For training data for machine learning classifiers (as in Kern & Schrider’s diploS/HIC), discoal remains the tool of choice: its soft sweep and partial sweep support is essential for generating the training data that distinguishes these sweep types.
For understanding the algorithm itself, both implementations teach the same lesson: natural selection at one site reshapes the genealogy at linked sites, and the structured coalescent is the mathematical lens that makes this visible.

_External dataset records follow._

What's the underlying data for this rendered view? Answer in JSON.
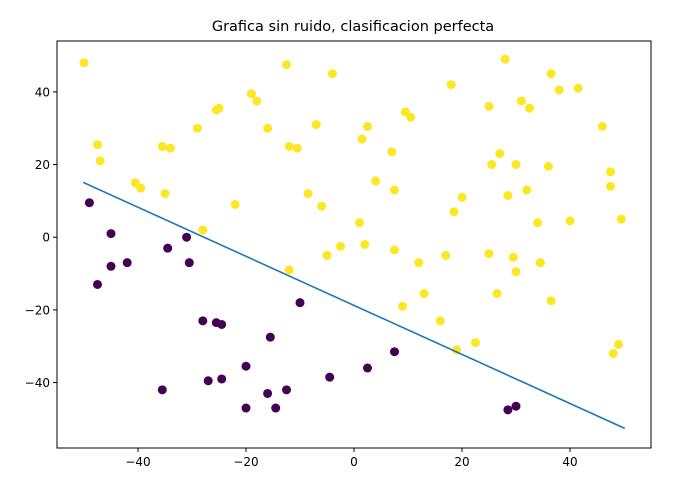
{
  "chart_data": {
    "type": "scatter",
    "title": "Grafica sin ruido, clasificacion perfecta",
    "xlabel": "",
    "ylabel": "",
    "xlim": [
      -55,
      55
    ],
    "ylim": [
      -58,
      54
    ],
    "xticks": [
      -40,
      -20,
      0,
      20,
      40
    ],
    "yticks": [
      -40,
      -20,
      0,
      20,
      40
    ],
    "grid": false,
    "colors": {
      "class_0": "#440154",
      "class_1": "#fde725",
      "line": "#1f77b4",
      "axes": "#000000"
    },
    "series": [
      {
        "class": "class_0",
        "x": [
          -49,
          -47.5,
          -45,
          -45,
          -42,
          -35.5,
          -34.5,
          -31,
          -30.5,
          -28,
          -27,
          -25.5,
          -24.5,
          -24.5,
          -20,
          -20,
          -16,
          -15.5,
          -14.5,
          -12.5,
          -10,
          -4.5,
          2.5,
          7.5,
          28.5,
          30
        ],
        "y": [
          9.5,
          -13,
          1,
          -8,
          -7,
          -42,
          -3,
          0,
          -7,
          -23,
          -39.5,
          -23.5,
          -24,
          -39,
          -35.5,
          -47,
          -43,
          -27.5,
          -47,
          -42,
          -18,
          -38.5,
          -36,
          -31.5,
          -47.5,
          -46.5
        ]
      },
      {
        "class": "class_1",
        "x": [
          -50,
          -47.5,
          -47,
          -40.5,
          -39.5,
          -35.5,
          -35,
          -34,
          -29,
          -28,
          -25.5,
          -25,
          -22,
          -19,
          -18,
          -16,
          -12.5,
          -12,
          -12,
          -10.5,
          -8.5,
          -7,
          -6,
          -5,
          -4,
          -2.5,
          1,
          1.5,
          2,
          2.5,
          4,
          7,
          7.5,
          7.5,
          9,
          9.5,
          10.5,
          12,
          13,
          16,
          17,
          18,
          18.5,
          19,
          20,
          22.5,
          25,
          25,
          25.5,
          26.5,
          27,
          28,
          28.5,
          29.5,
          30,
          30,
          31,
          32,
          32.5,
          34,
          34.5,
          34.5,
          36,
          36.5,
          36.5,
          38,
          40,
          41.5,
          46,
          47.5,
          47.5,
          48,
          49,
          49.5
        ],
        "y": [
          48,
          25.5,
          21,
          15,
          13.5,
          25,
          12,
          24.5,
          30,
          2,
          35,
          35.5,
          9,
          39.5,
          37.5,
          30,
          47.5,
          -9,
          25,
          24.5,
          12,
          31,
          8.5,
          -5,
          45,
          -2.5,
          4,
          27,
          -2,
          30.5,
          15.5,
          23.5,
          -3.5,
          13,
          -19,
          34.5,
          33,
          -7,
          -15.5,
          -23,
          -5,
          42,
          7,
          -31,
          11,
          -29,
          36,
          -4.5,
          20,
          -15.5,
          23,
          49,
          11.5,
          -5.5,
          -9.5,
          20,
          37.5,
          13,
          35.5,
          4,
          -7,
          -7,
          19.5,
          -17.5,
          45,
          40.5,
          4.5,
          41,
          30.5,
          18,
          14,
          -32,
          -29.5,
          5
        ]
      }
    ],
    "decision_line": {
      "x": [
        -50,
        50
      ],
      "y": [
        15,
        -52.5
      ]
    }
  }
}
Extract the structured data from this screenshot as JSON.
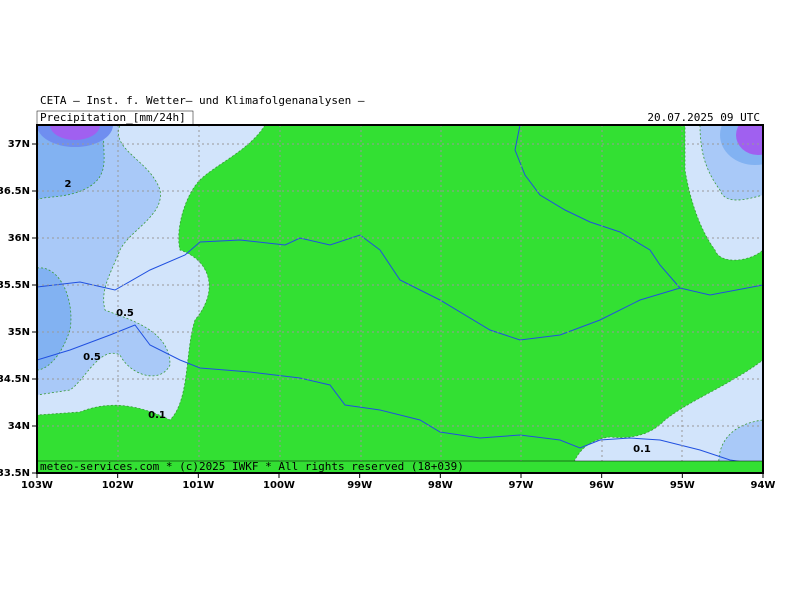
{
  "header": {
    "title": "CETA — Inst. f. Wetter— und Klimafolgenanalysen —",
    "subtitle": "Precipitation_[mm/24h]",
    "date": "20.07.2025 09 UTC"
  },
  "map": {
    "lon_labels": [
      "103W",
      "102W",
      "101W",
      "100W",
      "99W",
      "98W",
      "97W",
      "96W",
      "95W",
      "94W"
    ],
    "lat_labels": [
      "37N",
      "36.5N",
      "36N",
      "35.5N",
      "35N",
      "34.5N",
      "34N",
      "33.5N"
    ],
    "contour_labels": [
      "2",
      "0.5",
      "0.5",
      "0.1",
      "0.1"
    ]
  },
  "footer": "meteo-services.com * (c)2025 IWKF * All rights reserved (18+039)"
}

The watchmaker’s postscript
Building this Timepiece, you have seen how a single parameter – the selection coefficient \(s\) – transforms the neutral clockwork into something richer. The mainspring (trajectory) drives the escapement (structured coalescent), which turns the gear train (recombination as migration), which moves the hands on the dial (the diversity profile).
The mechanism is the same whether you build it in C (discoal) or graft it onto an existing movement (msprime). What matters is understanding the gears.